O assassinato de Vlado pelo regime provocou a maior onda de protestos em todo o Brasil e em todo o mundo, exigindo o respeito aos direitos humanos, a liberdade de expressão aos jornalistas e ao povo, exigindo democracia.

O seu próprio enterro já fora um verdadeiro ato de protesto. Judeu, Vlado deveria ser enterrado de forma própria, como suicida, em se acreditando na ridícula versão oficial sobre sua morte. Mas com todas as evidências e provas de que fora assassinado, Vlado foi enterrado dentro dos mais rigorosos preceitos judaicos, como uma vítima que morrera pelas mãos de seus carrascos.

E o culto ecumênico de 30 de outubro, na Catedral da Sé, em homenagem a Vlado, foi o verdadeiro início da forçada abertura política no Brasil.

Aproximadamente 8 mil pessoas, entre camaradas, familiares, amigos, colegas e companheiros, além de populares indignados com a brutalidade do regime, estavam presentes, dentro e fora da Catedral. Em volta, quase 500 policiais fortemente armados, tinham ordens de disparar para matar, diante da menor manifestação contra o regime. E aquele foi um grande protesto silencioso, com um golpe contra o regime ainda maior do que poderiam ser os gritos de um milhão de pessoas.

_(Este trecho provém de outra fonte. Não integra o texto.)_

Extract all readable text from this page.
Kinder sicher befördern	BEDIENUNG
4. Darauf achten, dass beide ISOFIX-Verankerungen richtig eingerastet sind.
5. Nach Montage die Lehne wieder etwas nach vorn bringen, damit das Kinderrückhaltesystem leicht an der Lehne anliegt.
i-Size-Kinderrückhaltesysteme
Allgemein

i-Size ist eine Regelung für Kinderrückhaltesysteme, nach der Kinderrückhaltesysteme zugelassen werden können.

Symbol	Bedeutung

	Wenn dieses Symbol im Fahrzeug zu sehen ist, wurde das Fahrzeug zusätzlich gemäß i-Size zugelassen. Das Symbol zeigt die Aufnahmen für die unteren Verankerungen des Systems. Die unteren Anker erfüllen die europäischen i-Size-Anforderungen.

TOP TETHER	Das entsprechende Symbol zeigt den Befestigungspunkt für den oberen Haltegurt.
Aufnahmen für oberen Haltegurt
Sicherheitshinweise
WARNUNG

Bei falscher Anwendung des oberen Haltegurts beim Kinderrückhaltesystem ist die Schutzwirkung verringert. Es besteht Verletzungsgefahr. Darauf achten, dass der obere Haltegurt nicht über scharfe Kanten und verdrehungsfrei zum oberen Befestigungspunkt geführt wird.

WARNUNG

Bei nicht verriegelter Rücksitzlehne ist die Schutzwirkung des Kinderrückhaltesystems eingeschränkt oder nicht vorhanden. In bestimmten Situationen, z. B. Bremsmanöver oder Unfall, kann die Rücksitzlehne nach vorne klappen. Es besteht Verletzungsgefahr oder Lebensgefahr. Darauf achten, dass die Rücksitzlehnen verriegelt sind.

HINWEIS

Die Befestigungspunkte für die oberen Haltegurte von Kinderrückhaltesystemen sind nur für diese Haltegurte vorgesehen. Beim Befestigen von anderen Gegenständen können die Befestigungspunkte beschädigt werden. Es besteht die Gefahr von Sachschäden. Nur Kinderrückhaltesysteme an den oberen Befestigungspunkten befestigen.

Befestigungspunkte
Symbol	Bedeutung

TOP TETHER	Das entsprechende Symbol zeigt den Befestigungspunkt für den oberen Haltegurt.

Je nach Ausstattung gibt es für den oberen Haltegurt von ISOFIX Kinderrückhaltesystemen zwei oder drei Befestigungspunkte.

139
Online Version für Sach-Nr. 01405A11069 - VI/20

A partir desse ato silencioso, Herzog, apesar de morto, continuava escrevendo a matéria da história da derrota da ditadura em nosso país. E a pressão, interna e externa, contra a ditadura, crescia dia após dia, com a exigência de todos por uma apuração real da morte do jornalista e pelo respeito aos direitos humanos em nosso país.

E foi em 1976 que Herzog, com a ajuda de sua esposa, Clarice, escreve um dos mais fortes parágrafos de sua derradeira matéria. Nesse ano, Clarice ingressa com uma ação pedindo a responsabilização da União pela prisão, tortura e morte de Herzog. E em 1978, o juiz Marcio José de Moraes, nome que deve ser destacado por sua coragem, sentenciou, atribuindo a responsabilidade pela prisão, pela tortura e pelo assassinato à União.

Tal corajosa sentença estarreceu o regime e devolveu esperança ao povo, permitindo que toda aquela movimentação e indignação cuja manifestação começara com a morte de Vlado, viesse a reorganizar-se de forma decisiva em todo o país e mundo afora.

Não são poucos os “reescritores” da história que buscam atribuir a tantas outras manifestações em nosso país, a responsabilidade pela pressão irresistível ao regime, que ocasionara a abertura política. Mas ninguém, diante da realidade colocada sobre a mesa, nega que fora Herzog, sua luta, seus camaradas e seus companheiros, que escreveram, e continuam escrevendo, essa matéria em primeira mão, da nova história do Brasil.

Foi a partir dessa tragédia, pela própria tragédia, que o país entra em ebulição, apesar da apatia sistemática de muitos movimentos populares que haviam passado a focar sua atuação em questões meramente intestinas.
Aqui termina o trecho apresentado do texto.